Consider the following when interpreting the chart:

Sometimes relative importance can be very useful, especially when a particular feature appears to be significantly more important for predictions than all other features. It is usually worth checking if the values of this very important variable do not depend on the response. If it is the case, you may want to exclude this feature in training the model. Not all models have a Coefficients chart, and the Importance graph is the only way to visualize the feature impact to the model.
If a feature is included in only one model out of the dozens that DataRobot builds, it may not be that important. Excluding it from the feature set can optimize model building and future predictions.
It is useful to compare how feature importance changes for the same model with different feature lists. Sometimes the features recognized as important on a reduced dataset differ substantially from the features recognized on the full feature set.

Variable Effects¶

While Tree-Based Variable Importance tells you the relevancy of different variables to the model, the Variable Effects chart shows the impact of each variable in the prediction outcome.

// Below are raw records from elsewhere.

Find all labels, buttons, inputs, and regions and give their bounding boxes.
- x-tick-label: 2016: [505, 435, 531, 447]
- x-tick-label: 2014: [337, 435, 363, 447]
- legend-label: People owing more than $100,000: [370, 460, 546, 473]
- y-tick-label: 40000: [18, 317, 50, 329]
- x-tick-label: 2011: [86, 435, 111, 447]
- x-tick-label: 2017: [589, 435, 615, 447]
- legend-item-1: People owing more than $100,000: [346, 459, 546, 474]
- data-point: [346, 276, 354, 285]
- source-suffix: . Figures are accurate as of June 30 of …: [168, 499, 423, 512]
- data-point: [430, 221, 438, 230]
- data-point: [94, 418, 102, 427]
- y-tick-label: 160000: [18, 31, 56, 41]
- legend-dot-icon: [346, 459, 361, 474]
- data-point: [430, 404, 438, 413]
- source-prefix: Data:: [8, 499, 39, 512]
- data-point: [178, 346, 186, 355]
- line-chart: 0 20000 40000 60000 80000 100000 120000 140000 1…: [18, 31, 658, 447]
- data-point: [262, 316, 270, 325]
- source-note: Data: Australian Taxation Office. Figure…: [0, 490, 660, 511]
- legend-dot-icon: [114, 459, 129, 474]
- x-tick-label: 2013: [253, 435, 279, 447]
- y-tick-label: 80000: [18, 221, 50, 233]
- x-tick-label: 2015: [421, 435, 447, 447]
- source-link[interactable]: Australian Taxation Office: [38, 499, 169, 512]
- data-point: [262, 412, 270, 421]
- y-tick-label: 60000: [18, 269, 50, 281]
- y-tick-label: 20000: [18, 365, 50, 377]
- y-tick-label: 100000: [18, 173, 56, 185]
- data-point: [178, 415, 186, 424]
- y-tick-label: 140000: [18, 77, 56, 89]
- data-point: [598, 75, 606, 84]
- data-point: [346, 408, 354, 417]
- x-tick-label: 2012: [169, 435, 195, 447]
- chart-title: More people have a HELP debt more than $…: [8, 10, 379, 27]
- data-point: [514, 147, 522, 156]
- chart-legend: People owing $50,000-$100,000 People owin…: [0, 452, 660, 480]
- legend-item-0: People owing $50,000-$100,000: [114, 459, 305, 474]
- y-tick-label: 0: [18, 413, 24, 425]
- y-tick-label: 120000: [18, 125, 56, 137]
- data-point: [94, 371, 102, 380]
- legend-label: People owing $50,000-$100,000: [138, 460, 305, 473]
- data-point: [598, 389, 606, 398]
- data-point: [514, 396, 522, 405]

Use this chart to compare the impact of a feature for different Constant Spline models. It is useful to ensure that the relative rank of feature importance across models does not vary wildly. If in one model a feature is regarded to be very important with positive effect and in another with negative, it is worth double-checking both the dataset and the model.

With Variable Effects, you can:

Click Variable Effects to display the relative rank of features.
Use the Sort by dropdown to sort values by impact (Feature Coefficients) or alphabetically (Feature Name).

Variable Effects availability

Variable Effects are only available for full Autopilot models built using Constant Splines during preprocessing. To see the impact of each variable in the prediction outcomes for other model types, use the Coefficients tab.